Wednesday, March 13, 2013

Jean Claude Juncker, prime minister of Luxembourg, who chaired a group of Euro-zone finance ministers at the height of the financial crisis, claimed that elections in Italy and Greece brought "national resentments to the surface, which we'd believed had gone away".
He said that he had been appalled by protesters' banners in Greece which showed Angela Merkel, the German chancellor, in Nazi uniform.
Mr Juncker said in an interview with the magazine Der Spiegel: "Anyone who believes that the eternal question of war and peace in Europe is no longer there risks being deeply mistaken.
"The demons have not gone away – they're only sleeping, as the wars in Bosnia and Kosovo showed. I am struck by how much conditions in Europe in 2013 are similar those of 100 years ago."
The way in which some political figures in Germany had been criticised in Greece has left "deep wounds" Mr Juncker said. He said the Italian election was also "excessively hostile to Germany and therefore anti-European". Mr Juncker, who chaired the Euro Group from 2005 until he stepped down in January this year, said that he saw parallels with 1913. "In 1913 many believed that there would be no more war in Europe. The great powers of the continent were so closely inter-twined economically that the view was widespread that they could no longer have military confrontations," he said.
Mr Juncker also claimed that the only way for Europe to continue to wield global influence in future was through being united. The governments of Germany, France and Britain all knew that the only way their voice could be heard internationally was "through the megaphone of the EU," he said.

4 comments:

Anonymous said...

Airlines which cancel flights will have to book passengers on rival carriers if they cannot offer one of their own within 12 hours, under a new package of EU consumer measures to be unveiled.

Anonymous said...

the US is bankrupt and Britain is totally and utterlybankrupt. http://www.snouts-in-the-troug... There is no recession, just an acceleration in the rate of the West's decline as we can no longer support an economic system in which more than half the population expect to receive more in benefits that they'll ever pay in taxes.

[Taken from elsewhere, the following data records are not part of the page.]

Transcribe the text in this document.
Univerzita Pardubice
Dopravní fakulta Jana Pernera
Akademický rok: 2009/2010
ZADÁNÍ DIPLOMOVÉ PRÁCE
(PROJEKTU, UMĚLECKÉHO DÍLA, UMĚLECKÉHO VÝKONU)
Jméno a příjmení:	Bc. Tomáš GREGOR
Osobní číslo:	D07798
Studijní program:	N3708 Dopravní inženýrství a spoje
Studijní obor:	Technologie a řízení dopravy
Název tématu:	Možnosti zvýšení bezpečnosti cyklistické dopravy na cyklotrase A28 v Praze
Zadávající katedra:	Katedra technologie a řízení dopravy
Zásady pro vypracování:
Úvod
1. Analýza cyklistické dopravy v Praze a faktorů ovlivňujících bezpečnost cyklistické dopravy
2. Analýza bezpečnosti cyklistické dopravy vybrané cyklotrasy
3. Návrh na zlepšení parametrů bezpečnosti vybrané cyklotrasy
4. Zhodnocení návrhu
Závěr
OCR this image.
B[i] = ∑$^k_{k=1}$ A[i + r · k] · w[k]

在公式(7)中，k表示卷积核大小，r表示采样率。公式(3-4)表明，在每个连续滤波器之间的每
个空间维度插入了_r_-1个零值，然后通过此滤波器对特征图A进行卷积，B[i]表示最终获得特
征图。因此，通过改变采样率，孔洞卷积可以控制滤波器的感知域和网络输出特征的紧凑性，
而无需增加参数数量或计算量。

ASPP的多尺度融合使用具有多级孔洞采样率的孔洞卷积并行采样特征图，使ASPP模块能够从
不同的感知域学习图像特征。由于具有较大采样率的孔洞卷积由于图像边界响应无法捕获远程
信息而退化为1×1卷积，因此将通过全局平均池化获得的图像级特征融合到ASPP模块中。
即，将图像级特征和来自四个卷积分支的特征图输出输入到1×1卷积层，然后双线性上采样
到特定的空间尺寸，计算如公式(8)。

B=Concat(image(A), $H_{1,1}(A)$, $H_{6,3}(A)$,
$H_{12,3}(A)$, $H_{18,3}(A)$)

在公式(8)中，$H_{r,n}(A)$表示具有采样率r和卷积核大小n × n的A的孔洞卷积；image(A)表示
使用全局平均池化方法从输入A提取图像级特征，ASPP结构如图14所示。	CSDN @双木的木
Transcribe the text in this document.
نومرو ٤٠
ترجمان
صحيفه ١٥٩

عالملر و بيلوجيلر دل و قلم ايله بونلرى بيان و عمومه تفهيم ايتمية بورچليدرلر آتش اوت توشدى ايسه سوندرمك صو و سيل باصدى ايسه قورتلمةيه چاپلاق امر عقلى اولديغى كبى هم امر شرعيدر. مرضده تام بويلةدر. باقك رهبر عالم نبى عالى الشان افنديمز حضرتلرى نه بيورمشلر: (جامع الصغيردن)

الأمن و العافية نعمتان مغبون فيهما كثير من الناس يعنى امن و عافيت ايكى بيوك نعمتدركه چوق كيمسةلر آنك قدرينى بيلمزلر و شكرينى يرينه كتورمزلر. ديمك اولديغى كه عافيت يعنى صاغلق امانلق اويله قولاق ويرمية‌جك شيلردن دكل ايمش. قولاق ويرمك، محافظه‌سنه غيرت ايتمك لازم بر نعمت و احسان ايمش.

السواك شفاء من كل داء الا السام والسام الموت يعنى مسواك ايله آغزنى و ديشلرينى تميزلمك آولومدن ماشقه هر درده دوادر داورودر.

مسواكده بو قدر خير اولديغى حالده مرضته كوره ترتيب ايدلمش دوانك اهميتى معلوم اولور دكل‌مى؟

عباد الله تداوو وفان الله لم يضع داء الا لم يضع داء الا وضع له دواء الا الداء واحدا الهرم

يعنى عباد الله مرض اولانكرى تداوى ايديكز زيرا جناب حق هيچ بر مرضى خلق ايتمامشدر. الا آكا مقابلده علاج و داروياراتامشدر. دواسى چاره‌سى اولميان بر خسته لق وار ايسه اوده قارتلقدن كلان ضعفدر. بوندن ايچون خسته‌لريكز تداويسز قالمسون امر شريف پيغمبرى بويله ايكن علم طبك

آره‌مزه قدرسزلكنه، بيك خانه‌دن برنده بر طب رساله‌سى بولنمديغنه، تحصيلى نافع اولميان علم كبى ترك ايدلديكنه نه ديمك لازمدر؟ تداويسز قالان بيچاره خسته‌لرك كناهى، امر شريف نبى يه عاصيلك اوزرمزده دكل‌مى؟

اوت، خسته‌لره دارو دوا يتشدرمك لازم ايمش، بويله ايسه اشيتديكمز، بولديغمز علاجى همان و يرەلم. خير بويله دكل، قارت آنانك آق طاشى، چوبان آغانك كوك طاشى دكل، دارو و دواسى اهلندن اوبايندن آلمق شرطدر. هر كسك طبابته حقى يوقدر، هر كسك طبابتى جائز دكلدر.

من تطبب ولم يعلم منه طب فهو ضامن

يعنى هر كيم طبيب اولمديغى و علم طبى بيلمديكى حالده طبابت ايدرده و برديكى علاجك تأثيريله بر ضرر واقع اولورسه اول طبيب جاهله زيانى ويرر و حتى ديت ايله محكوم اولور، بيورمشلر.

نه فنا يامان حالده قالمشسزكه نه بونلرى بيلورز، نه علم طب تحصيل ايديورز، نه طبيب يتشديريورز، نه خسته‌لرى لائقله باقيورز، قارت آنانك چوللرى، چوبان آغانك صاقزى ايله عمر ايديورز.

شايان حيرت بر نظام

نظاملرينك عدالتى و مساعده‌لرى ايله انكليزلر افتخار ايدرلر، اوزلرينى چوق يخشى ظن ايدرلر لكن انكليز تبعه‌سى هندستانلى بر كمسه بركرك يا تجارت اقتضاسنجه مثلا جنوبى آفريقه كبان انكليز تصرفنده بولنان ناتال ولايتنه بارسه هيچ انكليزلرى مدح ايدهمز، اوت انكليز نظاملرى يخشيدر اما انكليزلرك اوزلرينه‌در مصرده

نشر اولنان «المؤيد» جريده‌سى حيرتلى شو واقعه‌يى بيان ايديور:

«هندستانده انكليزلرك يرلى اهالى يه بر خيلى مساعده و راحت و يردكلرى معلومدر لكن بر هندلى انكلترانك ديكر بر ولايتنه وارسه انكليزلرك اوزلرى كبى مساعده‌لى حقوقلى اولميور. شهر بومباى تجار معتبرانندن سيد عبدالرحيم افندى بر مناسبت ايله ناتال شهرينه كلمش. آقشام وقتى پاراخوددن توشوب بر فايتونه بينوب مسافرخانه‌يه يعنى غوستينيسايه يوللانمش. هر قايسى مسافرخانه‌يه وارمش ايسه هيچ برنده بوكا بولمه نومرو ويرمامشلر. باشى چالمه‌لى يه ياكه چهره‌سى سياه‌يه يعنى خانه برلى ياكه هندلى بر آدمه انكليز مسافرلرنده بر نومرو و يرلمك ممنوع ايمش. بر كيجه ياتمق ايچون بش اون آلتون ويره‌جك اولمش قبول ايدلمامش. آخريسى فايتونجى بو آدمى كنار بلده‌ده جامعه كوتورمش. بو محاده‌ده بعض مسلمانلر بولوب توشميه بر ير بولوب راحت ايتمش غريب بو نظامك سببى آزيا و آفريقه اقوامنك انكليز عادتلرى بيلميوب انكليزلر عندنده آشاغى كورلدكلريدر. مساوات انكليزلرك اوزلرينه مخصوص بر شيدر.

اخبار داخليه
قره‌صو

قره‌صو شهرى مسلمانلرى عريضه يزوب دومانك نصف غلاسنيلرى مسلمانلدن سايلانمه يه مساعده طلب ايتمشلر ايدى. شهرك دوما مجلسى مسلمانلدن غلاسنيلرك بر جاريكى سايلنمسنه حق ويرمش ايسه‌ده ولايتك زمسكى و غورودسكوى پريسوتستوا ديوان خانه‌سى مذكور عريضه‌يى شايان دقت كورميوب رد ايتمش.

If we are to survive, we need to slash entitlements and the numbers receiving entitlements. At the moment both entitlements and the numbers getting them are increasing and next year's arrival of over a million Romanians and Bulgarians will cost us over £30bn in housing, education, healthcare, policing and benefits - that's £30bn we don't have. And what can our politicians do? Nothing as we have handed over control of our borders and benefits system to Brussels

Anonymous said...

the US is bankrupt and Britain is totally and utterlybankrupt. http://www.snouts-in-the-troug... There is no recession, just an acceleration in the rate of the West's decline as we can no longer support an economic system in which more than half the population expect to receive more in benefits that they'll ever pay in taxes. If we are to survive, we need to slash entitlements and the numbers receiving entitlements. At the moment both entitlements and the numbers getting them are increasing and next year's arrival of over a million Romanians and Bulgarians will cost us over £30bn in housing, education, healthcare, policing and benefits - that's £30bn we don't have. And what can our politicians do? Nothing as we have handed over control of our borders and benefits system to Brussels

Anonymous said...

Two major problems are the level of benefit payments - housing benefit having doubled under Labour as they brought in 3 million immigrants who could not afford their own housing, and Britain's inability to increase exports. Exporters must compete with hidden subsidy Chinese exports (which increased by 20%+ in January). With consumption flatlining in Britain because of high taxes, increases in exports were the hoped for salvation. Britain cannot do anything about Chinese exports because it is in the EU, and the Germans do not wish to get tough with the Chinese because they sell many cars in China, and have a trade surplus.
The picture is not good, and a depreciating currency is not going to help much because it also kills consumption through higher energy prices. Perhaps now Cameron may wish he had declined to form a government in 2010, and let Labour take the flack for the mess they created.